Mio padre mi raccontava lo stupore e l’incredulità di mio nonno quando un suo compare gli raccontò che nell’osteria, che ambedue frequentavano alla domenica dopo la messa delle sei del mattino, avevano comperato una scatola che parlava.

Mio padre era un buon parlatore, alla sera ci raccontava sempre le stesse favole, ma sempre con varianti tali per cui ci sembravano sempre nuove o ci parlava dei fatti della prima guerra mondiale il cui fronte si era attestato sul Piave ove i miei cari vivevano in un casone, in prima linea; racconti che mi incantavano.

Il babbo perciò incorniciava l’incredulità del nonno per l’arrivo in Paese della prima radio come un avvenimento inverosimile e favoloso, tanto che, campassi altri cent’anni, non dimenticherò mai la scena del nonno incredulo di fronte ad una vicenda così sorprendente.

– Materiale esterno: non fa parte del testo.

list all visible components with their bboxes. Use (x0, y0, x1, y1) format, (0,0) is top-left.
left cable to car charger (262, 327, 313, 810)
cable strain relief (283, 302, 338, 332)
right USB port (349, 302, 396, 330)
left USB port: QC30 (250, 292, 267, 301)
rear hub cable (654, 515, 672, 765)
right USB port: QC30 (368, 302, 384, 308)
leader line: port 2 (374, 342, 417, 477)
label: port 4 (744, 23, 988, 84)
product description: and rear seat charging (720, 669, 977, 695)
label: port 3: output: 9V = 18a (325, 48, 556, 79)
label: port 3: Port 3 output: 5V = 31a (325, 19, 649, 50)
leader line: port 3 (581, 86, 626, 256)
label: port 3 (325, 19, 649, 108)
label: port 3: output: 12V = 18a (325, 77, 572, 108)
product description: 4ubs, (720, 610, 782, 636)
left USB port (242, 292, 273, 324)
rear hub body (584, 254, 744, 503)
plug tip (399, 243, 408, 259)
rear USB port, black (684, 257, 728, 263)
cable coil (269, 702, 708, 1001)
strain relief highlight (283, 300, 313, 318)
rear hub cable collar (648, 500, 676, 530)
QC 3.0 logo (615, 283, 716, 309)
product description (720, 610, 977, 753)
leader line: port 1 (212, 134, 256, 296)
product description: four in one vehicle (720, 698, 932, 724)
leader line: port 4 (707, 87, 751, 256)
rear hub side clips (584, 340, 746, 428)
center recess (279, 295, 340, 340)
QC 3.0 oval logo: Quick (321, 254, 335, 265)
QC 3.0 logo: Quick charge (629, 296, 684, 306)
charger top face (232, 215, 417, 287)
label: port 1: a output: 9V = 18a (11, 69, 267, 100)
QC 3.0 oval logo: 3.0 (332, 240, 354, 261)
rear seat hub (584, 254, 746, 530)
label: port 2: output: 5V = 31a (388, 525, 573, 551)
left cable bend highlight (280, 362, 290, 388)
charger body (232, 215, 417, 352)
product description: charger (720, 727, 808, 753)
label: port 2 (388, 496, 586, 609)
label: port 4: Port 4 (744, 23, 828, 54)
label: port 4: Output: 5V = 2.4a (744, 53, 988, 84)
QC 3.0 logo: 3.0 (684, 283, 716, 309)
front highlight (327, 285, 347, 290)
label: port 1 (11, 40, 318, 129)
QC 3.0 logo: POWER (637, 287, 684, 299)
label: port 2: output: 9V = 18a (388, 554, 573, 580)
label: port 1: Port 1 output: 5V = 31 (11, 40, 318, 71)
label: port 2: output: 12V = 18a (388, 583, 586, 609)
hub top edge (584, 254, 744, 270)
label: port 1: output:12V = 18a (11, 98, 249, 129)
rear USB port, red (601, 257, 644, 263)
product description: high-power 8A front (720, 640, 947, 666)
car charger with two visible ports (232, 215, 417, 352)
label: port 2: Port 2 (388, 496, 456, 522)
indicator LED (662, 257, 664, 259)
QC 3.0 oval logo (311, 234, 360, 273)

Ora io ho l’età che a quel tempo aveva mio nonno e mi capita di essere meravigliato e sorpreso, quanto fu lui, quando arrivò la prima radio ad Eraclea, mio paese natale.

I miei collaboratori di internet mi avevano avvertito che mi avevano aperto un blog perché io potessi colloquiare non solo con i cittadini i Mestre, ma con gli italiani e il mondo intero e perciò quando avevo qualcosa da dire lo facessi scrivendo sul mio blog. Sinceramente non ho ancora capito questo strano marchingegno, poi diffido che in questa “Treccani” mediatica moltiplicata per mille o per diecimila ci sia chi va a scoprire il mio indirizzo!

Vedendo che io non adoperavo questo blog, qualcuno degli amici deve aver scritto che lunedì scorso ero stato ricoverato in ospedale, martedì mi portano un foglio con tanto di disegno a colori con la scritta di una ragazzina dodicenne di Mondello, Palermo, che mi ha conosciuto mediante il sito internet, è rimasta colpita dalla notizia.

Mi scrive che si è impegnata assieme alla madre di pregare per la mia guarigione scrivendomi “Don Armando, guarisci presto!”.

La mia pronipote più piccola si chiama Anne, le racconterò questo evento perché quando sarà vecchia racconti ai suoi cari la sorpresa e la meraviglia del suo vecchio prozio!